Disponibilità e varietà del cibo hanno esercitato un ruolo non secondario sullo sviluppo evolutivo della specie umana. Di fatto, se si dipende troppo da un particolare tipo di cibo, questo può venire più facilmente a mancare; se, invece, si mangia di tutto è meno probabile che l’indispensabile venga a mancare completamente. Si spiega così come l’Homo habilis, onnivoro, sia sopravvissuto allo Australopithecus robustus, ominoide che viveva di sola frutta, noci ed erbe. Superata l’epoca della caccia e della raccolta, lo sviluppo dell’agricoltura ha contribuito potentemente, con l’addomesticamento e l’allevamento di animali e la coltivazione di piante, ad allargare la base alimentare dell’uomo, pur riducendo la gamma delle specie vegetali ritenute commestibili. Tuttavia nel mondo antico e fino alla scoperta dell’America, le disponibilità alimentari furono limitate, se non addirittura precarie, ai fini della sussistenza, soprattutto per i gruppi più poveri. Nell’Europa centrale, per es., la scarsità di base è rimasta per secoli quella enunciata da J. Boemus nella prima metà del 16° secolo: «Pane, avena e verdura cotta sono il cibo del contadino; acqua e siero la sua bevanda».
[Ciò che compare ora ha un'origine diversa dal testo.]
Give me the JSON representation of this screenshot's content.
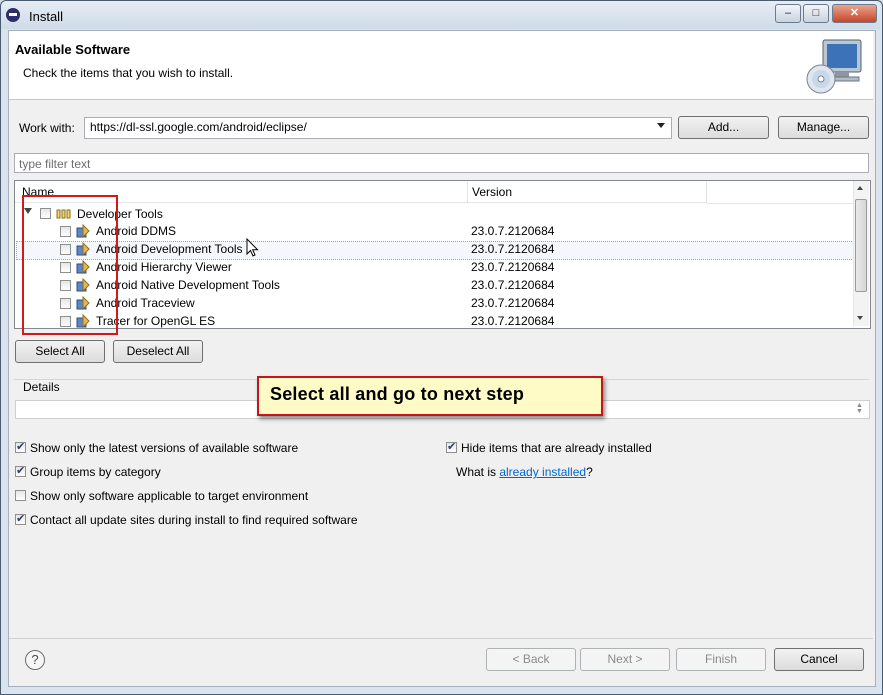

Dopo la scoperta e l’esplorazione dell’America e la conseguente acquisizione delle risorse del nuovo continente, lo scenario cambiò. Malgrado sofferenze ed errori, che afflissero i popoli assoggettati nel Nuovo Mondo, si avviò un interscambio di risorse. Ciò contribuì a introdurre in Europa i prodotti dei coltivatori protoamericani (dal mais ai fagioli, dalla patata al pomodoro, per finire con peperoni, zucche e zucchine e numerosi altri ortaggi e frutta) e ad ampliare fortemente le disponibilità mondiali, arricchite dalle vaste possibilità aperte dalla produzione nel Nuovo Mondo: dall’estesa coltivazione di cereali e di canna da zucchero all’allevamento animale. Un ulteriore incremento delle risorse alimentari scaturì, infine, a partire dal 19° secolo, dallo sviluppo dell’industria agroalimentare che, con l’introduzione delle moderne tecnologie di conservazione delle derrate deperibili e di trasformazione e innovazione di prodotti, aumentò fortemente il potenziale di consumo.
Il primo rilevante contributo all’approccio moderno alla scienza dell’a., scaturito con l’affermarsi del principio dell’osservazione diretta e della libera analisi critica, deve essere attribuito a Leonardo da Vinci, il quale, anatomizzando e descrivendo minuziosamente le strutture corporee nelle sue tavole, avviava, in assoluta libertà dai canoni allora dominanti, la riflessione sulle funzioni organiche. Storicamente un altro contributo prioritario va riconosciuto a Paracelso (1493-1541), il quale ebbe il merito di introdurre la chimica nello studio dei fenomeni vitali.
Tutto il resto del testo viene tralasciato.